Berikut ini kunci jawaban mata pelajaran Bahasa Indonesia Kelas 8 Halaman 98 Kurikulum Merdeka terdapat tugas Berlatih pada Bab 2.

Tayang: | Diperbarui:
Tribunnews/JEPRIMA
SOAL DAN JAWABAN - Sejumlah siswa Sekolah Menengah Pertama Negeri (SMPN) 1 saat mengikuti Ujian Nasional Bersama Komputer (UNBK) di SMPN 1, Cikini, Jakarta Pusat, Senin (22/4/2019). Simak kunci jawaban Bahasa Indonesia Kelas 8 Halaman 98 pada tugas Berlatih. 

Daun kelor (Moringa oleifera) memiliki khasiat sebagai antioksidan. Antioksidan adalah senyawa yang membantu melindungi sel-sel tubuh dari kerusakan yang disebabkan oleh radikal bebas. Daun kelor juga telah diketahui dapat meningkatkan aktivitas enzim antioksidan dalam tubuh, seperti superoksida dismutase, glutation peroksidase, dan katalase. Aktivitas enzim ini membantu mengurangi stres oksidatif dan melindungi sel-sel tubuh dari kerusakan. Oleh karena itu, disimpulkan bahwa daun kelor dapat dikembangkangkan sebagai tanaman obat yang kaya antioksidan. Penelitian lebih lanjut diperlukan untuk menggali manfaatnya dalam mencegah dan mengobati penyakit yang berhubungan dengan keracaunan timbal, stres oksidatif, dan anemia.

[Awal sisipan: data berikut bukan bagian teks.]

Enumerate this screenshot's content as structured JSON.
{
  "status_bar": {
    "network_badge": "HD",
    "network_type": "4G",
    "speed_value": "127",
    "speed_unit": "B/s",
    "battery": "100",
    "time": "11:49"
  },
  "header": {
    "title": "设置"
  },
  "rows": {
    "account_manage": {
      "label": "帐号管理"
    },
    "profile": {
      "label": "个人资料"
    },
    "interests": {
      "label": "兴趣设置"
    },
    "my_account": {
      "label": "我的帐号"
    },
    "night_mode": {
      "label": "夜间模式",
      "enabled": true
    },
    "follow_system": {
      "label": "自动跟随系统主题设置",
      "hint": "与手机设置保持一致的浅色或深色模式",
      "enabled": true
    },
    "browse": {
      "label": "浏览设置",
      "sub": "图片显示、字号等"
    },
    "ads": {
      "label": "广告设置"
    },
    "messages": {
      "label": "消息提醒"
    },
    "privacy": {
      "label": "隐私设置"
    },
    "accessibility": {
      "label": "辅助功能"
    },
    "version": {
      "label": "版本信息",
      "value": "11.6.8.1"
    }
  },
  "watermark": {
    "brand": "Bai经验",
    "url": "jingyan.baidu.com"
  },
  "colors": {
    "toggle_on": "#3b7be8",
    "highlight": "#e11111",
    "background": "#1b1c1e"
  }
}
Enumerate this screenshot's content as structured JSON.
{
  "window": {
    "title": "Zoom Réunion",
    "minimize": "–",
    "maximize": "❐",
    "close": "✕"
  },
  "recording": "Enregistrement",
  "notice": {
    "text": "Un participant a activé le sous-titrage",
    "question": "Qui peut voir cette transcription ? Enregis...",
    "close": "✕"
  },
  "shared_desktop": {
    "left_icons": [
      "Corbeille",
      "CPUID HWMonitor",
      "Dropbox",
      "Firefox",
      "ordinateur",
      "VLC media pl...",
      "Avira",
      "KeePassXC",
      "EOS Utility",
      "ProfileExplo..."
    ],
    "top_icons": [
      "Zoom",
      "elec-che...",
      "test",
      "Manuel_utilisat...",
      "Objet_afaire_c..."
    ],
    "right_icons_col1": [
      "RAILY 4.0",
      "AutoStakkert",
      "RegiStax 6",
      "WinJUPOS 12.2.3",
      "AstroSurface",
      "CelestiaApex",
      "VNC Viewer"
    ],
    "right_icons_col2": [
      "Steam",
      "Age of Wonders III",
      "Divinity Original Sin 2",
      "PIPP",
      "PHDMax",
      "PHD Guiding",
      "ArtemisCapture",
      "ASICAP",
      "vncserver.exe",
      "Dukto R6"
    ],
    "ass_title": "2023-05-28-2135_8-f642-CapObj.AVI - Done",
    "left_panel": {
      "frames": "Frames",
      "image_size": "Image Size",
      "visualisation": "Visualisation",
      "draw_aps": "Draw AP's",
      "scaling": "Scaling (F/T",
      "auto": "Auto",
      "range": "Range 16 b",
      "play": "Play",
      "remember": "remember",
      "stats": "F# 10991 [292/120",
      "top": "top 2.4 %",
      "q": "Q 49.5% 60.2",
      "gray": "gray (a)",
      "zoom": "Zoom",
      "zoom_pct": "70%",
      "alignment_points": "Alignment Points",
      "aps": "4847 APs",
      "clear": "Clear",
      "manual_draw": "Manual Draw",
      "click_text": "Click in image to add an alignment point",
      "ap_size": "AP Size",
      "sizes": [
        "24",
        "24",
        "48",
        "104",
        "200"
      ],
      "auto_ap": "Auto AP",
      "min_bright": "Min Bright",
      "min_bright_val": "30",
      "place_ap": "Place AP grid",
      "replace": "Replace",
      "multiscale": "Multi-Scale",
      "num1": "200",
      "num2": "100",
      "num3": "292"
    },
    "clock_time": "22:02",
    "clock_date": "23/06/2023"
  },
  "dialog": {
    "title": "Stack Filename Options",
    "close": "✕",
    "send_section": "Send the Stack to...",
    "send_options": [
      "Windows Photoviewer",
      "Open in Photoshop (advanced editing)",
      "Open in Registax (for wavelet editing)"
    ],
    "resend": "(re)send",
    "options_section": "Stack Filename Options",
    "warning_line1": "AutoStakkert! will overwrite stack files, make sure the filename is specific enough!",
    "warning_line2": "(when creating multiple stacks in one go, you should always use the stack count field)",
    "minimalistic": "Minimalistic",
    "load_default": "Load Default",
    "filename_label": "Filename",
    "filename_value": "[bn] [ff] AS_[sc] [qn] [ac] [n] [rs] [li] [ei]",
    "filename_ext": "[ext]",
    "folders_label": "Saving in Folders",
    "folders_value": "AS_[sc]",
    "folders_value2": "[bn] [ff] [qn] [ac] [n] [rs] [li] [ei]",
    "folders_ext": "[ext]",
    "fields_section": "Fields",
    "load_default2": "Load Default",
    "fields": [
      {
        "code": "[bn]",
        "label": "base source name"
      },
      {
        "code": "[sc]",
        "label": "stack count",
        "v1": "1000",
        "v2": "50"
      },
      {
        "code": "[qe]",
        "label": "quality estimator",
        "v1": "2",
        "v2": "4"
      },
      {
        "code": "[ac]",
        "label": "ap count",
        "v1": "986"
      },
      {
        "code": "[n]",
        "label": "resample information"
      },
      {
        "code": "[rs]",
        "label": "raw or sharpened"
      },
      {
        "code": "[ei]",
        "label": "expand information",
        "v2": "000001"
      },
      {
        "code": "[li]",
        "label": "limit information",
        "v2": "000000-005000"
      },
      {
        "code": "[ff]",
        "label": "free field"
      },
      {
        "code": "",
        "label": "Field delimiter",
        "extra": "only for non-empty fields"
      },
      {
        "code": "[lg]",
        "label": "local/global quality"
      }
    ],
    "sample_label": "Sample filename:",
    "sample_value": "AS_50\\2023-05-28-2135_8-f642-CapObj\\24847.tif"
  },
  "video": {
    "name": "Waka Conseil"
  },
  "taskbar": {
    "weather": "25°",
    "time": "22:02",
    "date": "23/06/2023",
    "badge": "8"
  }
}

Baca juga: Kunci Jawaban Bahasa Indonesia Kelas 8 Halaman 91 dan 92 Kurikulum Merdeka Bab 2: Berlatih

Contoh 2:

Tantangan dan Upaya Mengatasi Ketimpangan Sosial dalam Masyarakat

Ketimpangan sosial merupakan salah satu masalah serius yang dihadapi oleh masyarakat di seluruh dunia. Ketidaksetaraan dalam akses terhadap sumber daya, pendidikan, kesehatan, dan peluang ekonomi dapat menghambat kemajuan sosial dan ekonomi suatu negara. Dalam konteks ini, penting untuk memahami tantangan yang ada dan upaya-upaya yang dapat dilakukan untuk mengatasi ketimpangan sosial.

Salah satu bentuk ketimpangan sosial yang mencolok adalah ketimpangan ekonomi. Kesenjangan antara kelompok kaya dan miskin dapat mengakibatkan akses terbatas terhadap layanan kesehatan yang berkualitas, pendidikan yang baik, dan peluang pekerjaan yang layak. Hal ini dapat mengakibatkan pembatasan mobilitas sosial dan menciptakan lingkaran kemiskinan yang sulit dipecahkan.

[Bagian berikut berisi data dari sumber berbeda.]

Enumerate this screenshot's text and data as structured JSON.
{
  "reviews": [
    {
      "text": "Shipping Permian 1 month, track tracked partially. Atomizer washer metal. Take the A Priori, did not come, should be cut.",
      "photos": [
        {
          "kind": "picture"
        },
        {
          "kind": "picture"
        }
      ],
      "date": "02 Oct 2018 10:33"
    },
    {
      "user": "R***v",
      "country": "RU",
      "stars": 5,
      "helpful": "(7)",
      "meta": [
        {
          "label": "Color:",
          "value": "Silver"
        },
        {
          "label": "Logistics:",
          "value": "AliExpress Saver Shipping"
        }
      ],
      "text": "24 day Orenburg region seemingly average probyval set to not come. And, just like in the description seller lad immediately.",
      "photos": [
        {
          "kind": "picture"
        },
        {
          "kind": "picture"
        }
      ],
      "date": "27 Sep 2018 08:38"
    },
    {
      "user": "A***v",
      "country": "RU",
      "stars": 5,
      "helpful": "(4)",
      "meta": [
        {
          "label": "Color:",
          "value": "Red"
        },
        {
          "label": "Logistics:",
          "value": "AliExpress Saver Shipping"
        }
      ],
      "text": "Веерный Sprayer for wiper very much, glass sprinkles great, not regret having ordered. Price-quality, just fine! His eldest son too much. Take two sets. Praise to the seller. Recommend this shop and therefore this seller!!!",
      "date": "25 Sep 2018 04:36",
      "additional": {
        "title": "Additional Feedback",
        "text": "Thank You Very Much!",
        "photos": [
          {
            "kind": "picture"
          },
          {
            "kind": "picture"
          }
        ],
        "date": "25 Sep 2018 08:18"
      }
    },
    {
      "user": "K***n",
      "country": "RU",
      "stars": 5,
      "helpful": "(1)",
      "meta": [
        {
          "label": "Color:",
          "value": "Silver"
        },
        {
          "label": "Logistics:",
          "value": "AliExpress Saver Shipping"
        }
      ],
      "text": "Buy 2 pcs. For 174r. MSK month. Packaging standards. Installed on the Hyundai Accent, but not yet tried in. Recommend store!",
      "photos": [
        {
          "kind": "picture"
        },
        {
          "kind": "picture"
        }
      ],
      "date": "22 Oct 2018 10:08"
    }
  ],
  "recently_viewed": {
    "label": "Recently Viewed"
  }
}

Pendidikan juga menjadi faktor penting dalam mengatasi ketimpangan sosial. Ketidaksetaraan dalam akses terhadap pendidikan berkualitas dapat menghasilkan kesenjangan dalam kemampuan dan pengetahuan. Pendidikan yang tidak merata dapat mengakibatkan peluang terbatas bagi individu untuk mengembangkan potensi mereka dan berkontribusi pada pembangunan masyarakat.

Selain itu, gender juga merupakan aspek penting dalam ketimpangan sosial. Perempuan sering kali menghadapi diskriminasi dalam berbagai aspek kehidupan, termasuk dalam akses terhadap pekerjaan, pendidikan, dan layanan kesehatan. Upaya untuk mengatasi kesenjangan gender harus melibatkan dukungan dari pemerintah, masyarakat, dan sektor swasta untuk memastikan kesetaraan hak dan peluang bagi semua individu, tanpa memandang jenis kelamin.

Pengangguran dan kurangnya peluang kerja juga dapat mengakibatkan ketimpangan sosial yang lebih besar. Masyarakat yang tidak memiliki akses terhadap pekerjaan yang layak dapat mengalami kemiskinan dan ketidakstabilan ekonomi. Oleh karena itu, diperlukan kebijakan dan program yang mendukung pembukaan lapangan kerja, pelatihan vokasional, dan pengembangan kewirausahaan untuk mengurangi pengangguran dan mendorong inklusi ekonomi.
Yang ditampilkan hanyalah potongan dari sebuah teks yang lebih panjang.